A Prefeitura cortou o pagamento o benefício conhecido como “ajuda de custo”, pago a 60% do quadro de funcionários públicos municipais. Servidores de autarquias, fundações e da Câmara também deixarão de receber o subsídio. A suspensão obedece uma ordem do Tribunal de Justiça de São Paulo (TJ-SP), que julgou procedente a ação de inconstitucionalidade movida desde 2004 pelo Ministério Público (MP) local, contra a lei 2.637 de 1990, que baseava o pagamento.

A sentença inicial saiu em dezembro do ano passado e na ocasião a Prefeitura já entrou com um recurso tentando reverter a situação, porém, ele não foi acolhido. A reiteração da decisão foi publicada no Diário Oficial do Estado (DOE) no dia 30 de setembro e, segundo a Assessoria de Comunicação Social, a Prefeitura tem que acatar. “No pagamento de outubro, relativo ao mês de setembro, os funcionários já não recebem a ajuda de custo”, informa o secretário de Administração, Núncio Lobo Costa. A economia equivale a cerca de 10% dos R$ 7,5 milhões mensais da folha de pagamento.

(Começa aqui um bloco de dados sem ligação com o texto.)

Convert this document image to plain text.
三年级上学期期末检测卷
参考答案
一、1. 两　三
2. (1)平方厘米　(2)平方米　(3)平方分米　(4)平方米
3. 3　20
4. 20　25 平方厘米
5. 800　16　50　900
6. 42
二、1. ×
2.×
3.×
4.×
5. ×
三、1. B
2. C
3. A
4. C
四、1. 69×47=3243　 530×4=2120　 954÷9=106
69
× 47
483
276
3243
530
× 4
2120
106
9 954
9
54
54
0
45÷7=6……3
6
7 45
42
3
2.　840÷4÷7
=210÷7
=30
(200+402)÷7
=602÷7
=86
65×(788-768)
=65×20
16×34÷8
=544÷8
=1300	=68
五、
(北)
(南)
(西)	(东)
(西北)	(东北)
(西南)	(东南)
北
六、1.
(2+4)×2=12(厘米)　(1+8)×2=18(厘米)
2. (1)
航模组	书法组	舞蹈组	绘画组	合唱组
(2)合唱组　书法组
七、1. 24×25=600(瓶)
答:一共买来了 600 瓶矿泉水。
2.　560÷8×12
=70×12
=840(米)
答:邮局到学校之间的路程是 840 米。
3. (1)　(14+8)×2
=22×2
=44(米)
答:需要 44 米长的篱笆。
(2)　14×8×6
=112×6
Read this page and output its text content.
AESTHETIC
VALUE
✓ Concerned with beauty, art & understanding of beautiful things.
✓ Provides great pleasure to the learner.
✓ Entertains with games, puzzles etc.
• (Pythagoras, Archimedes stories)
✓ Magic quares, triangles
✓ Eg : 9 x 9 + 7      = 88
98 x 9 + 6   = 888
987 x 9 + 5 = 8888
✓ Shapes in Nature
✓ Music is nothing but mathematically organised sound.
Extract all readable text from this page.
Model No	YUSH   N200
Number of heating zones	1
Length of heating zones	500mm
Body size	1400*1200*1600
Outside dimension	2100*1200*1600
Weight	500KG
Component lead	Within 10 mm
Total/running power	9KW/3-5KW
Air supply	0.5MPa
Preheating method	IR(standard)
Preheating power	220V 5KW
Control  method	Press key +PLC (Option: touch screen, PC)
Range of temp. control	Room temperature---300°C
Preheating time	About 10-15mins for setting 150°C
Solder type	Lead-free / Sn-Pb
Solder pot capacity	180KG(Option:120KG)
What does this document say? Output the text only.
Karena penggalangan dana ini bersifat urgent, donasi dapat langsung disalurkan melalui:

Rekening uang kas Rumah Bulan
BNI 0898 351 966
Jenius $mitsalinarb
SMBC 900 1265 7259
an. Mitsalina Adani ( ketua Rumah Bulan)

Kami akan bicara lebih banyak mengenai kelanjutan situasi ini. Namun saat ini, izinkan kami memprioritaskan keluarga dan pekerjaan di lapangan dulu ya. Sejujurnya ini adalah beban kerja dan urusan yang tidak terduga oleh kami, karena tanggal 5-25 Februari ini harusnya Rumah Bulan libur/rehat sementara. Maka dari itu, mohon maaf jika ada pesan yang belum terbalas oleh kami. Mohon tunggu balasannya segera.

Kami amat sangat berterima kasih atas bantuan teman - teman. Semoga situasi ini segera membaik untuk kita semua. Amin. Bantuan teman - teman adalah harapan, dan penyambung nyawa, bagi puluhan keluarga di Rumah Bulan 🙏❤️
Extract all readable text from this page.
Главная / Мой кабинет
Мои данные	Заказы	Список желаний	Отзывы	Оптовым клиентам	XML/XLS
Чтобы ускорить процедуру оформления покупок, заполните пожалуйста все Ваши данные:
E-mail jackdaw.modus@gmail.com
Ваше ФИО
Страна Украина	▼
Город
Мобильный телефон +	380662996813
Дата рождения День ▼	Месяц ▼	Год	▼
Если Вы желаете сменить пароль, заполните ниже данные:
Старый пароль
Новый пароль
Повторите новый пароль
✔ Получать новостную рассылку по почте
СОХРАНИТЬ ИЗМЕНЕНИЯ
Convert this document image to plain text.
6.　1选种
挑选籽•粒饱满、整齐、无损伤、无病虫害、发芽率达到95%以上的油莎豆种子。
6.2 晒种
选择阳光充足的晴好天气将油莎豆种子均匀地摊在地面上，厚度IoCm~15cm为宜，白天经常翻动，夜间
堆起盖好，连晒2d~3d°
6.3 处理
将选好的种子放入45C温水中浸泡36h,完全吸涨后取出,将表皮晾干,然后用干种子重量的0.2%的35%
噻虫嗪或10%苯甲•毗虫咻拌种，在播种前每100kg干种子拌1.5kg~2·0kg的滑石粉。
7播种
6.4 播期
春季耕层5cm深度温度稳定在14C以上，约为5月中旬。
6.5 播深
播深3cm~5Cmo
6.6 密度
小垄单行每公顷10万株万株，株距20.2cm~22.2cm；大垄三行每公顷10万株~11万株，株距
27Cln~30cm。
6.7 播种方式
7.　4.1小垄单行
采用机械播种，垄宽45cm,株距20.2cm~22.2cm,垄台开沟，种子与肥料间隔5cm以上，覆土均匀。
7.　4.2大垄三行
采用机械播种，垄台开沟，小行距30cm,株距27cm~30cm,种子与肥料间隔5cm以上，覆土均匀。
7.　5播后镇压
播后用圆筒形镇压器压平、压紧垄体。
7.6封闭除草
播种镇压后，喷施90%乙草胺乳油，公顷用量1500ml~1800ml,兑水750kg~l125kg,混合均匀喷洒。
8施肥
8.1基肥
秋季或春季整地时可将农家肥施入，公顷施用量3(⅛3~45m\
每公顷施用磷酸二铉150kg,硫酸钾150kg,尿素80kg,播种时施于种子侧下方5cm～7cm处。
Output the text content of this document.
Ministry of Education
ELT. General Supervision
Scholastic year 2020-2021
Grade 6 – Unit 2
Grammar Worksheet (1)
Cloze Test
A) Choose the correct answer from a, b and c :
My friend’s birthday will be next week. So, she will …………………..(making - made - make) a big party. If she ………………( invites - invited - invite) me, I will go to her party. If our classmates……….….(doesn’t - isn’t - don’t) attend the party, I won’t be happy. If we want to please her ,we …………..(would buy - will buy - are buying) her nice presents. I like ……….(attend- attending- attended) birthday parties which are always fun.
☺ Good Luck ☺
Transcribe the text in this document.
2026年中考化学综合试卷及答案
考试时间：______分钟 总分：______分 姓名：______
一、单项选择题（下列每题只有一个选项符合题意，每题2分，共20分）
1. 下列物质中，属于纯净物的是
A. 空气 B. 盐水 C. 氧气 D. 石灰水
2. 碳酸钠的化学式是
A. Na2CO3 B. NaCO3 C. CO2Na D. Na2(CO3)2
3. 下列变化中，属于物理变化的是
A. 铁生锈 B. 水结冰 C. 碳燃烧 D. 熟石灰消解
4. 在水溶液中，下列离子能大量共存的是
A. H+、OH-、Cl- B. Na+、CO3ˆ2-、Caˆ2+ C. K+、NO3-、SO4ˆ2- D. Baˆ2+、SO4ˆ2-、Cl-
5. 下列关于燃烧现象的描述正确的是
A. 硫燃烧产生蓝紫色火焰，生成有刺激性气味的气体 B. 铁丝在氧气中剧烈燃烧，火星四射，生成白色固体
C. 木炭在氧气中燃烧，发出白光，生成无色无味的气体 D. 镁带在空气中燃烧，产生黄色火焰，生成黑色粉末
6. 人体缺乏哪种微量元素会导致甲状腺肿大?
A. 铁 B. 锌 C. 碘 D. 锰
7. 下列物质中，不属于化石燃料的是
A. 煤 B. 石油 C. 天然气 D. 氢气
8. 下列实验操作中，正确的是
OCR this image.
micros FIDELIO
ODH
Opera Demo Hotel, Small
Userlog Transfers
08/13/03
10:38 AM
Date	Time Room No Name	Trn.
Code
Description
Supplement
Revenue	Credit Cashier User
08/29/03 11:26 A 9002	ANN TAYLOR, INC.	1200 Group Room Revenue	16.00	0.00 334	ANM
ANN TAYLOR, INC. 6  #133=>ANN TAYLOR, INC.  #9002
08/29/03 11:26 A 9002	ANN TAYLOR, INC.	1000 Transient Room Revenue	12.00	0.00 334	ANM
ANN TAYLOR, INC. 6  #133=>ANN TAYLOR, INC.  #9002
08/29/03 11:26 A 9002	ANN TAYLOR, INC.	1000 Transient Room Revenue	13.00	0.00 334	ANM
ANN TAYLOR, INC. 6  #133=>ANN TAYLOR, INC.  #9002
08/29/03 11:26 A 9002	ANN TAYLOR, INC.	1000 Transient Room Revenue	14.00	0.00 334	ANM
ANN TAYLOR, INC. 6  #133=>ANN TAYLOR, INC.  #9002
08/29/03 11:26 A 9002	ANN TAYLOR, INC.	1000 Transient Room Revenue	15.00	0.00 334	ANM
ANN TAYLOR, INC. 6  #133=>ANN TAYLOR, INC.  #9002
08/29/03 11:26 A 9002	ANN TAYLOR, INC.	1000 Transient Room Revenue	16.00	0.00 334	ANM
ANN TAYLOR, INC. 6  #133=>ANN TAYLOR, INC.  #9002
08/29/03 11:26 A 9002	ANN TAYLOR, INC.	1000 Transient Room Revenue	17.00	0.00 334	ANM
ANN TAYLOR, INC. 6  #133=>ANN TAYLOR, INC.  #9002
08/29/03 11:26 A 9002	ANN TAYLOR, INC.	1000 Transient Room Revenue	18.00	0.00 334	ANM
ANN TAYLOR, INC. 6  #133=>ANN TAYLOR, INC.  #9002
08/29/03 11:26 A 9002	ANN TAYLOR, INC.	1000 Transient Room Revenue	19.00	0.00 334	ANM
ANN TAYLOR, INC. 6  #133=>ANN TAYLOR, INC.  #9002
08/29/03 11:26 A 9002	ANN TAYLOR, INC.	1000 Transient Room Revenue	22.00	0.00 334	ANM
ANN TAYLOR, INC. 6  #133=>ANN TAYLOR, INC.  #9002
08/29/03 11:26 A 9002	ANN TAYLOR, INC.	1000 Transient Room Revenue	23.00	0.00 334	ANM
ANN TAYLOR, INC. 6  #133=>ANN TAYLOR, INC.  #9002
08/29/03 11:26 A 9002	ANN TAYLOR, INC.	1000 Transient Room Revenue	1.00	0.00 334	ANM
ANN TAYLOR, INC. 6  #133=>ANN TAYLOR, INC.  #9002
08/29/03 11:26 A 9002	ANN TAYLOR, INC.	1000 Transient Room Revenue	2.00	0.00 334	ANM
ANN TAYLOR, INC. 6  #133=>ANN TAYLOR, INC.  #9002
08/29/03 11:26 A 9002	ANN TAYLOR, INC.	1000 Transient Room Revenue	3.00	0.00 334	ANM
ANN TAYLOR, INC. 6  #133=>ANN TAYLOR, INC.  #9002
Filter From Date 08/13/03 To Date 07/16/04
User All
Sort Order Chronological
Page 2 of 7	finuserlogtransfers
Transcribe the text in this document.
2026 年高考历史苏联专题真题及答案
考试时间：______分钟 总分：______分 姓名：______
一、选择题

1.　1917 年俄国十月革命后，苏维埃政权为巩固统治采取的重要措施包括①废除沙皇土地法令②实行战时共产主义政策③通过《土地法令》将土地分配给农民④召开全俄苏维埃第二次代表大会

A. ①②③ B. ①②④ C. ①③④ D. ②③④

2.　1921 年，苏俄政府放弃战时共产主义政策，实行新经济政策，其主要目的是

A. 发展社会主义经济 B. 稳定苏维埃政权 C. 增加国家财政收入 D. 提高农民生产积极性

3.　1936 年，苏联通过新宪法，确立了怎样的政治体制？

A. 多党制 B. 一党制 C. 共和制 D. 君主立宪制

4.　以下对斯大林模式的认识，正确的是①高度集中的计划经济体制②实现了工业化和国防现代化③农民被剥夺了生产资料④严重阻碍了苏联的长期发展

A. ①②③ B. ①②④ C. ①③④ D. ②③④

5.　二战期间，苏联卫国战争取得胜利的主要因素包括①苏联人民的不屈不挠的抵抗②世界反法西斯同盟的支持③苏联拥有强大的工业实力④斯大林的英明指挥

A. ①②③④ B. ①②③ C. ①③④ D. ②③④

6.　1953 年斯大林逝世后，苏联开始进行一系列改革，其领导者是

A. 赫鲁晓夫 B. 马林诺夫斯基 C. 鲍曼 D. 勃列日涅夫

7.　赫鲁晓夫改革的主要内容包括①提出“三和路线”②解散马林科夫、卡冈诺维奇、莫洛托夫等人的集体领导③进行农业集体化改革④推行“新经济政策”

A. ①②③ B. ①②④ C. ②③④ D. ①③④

A lei, sancionada pelo ex-prefeito Clain Ferrari concedia aos servidores públicos municipais ativos ou inativos (aposentados) uma ajuda de custo destinada a cobrir despesas de locomoção e vestuário adequado para o exercício do cargo ou da função e de medicamentos (inativos). O benefício variava de 10% a 25% do salário, de acordo com a remuneração de cada um, calculado com base inicialmente no Bônus do Tesouro Nacional (BNT) e depois na Taxa Referencial (TR). “O critério era o salário, quem ganha mais recebe um benefício maior e quem ganha menos, menor”, explica. “É proporcional, porque a ideia era devolver o Imposto de Renda retido pela Prefeitura aos funcionários, a título de ajuda de custo.” Por isso, 60% dos cerca de 4,2 mil servidores da Prefeitura, o que corresponde a 2.534 pessoas, que ganhavam salários na faixa abrangida pelo IR, recebiam o benefício.

Argumentos
A ação, que teve início com um inquérito civil do MP, declara que a legislação é inconstitucional pelo fato de oferecer ajuda de custo variável sobre o valor da remuneração individual. “Ademais, que a matéria disciplinada na legislação em destaque (criação de vantagem pecuniária) encontra-se sujeita à reserva legal, de modo a impossibilitar a fixação de vantagem de valor impreciso, que sofre variação mês a mês, em virtude de seu cálculo ser atrelado a índice de correção monetária estabelecido pelo governo federal”, diz a sentença. “A vinculação do valor do benefício a índice de correção federal, se revela contrastante com o texto constitucional estadual, que veda expressamente a vinculação de vencimentos, para efeito de remuneração de pessoal do serviço público.” O documento cita ainda que a mudança realizada por meio de decreto, alterando a forma de cálculo do extinto BTN para a TR, deveria ter sido feita por meio de lei. “Acontece que o IR retido é um recurso que pertence ao Município e não pode ser transformado em pecúnia”, esclarece o secretário.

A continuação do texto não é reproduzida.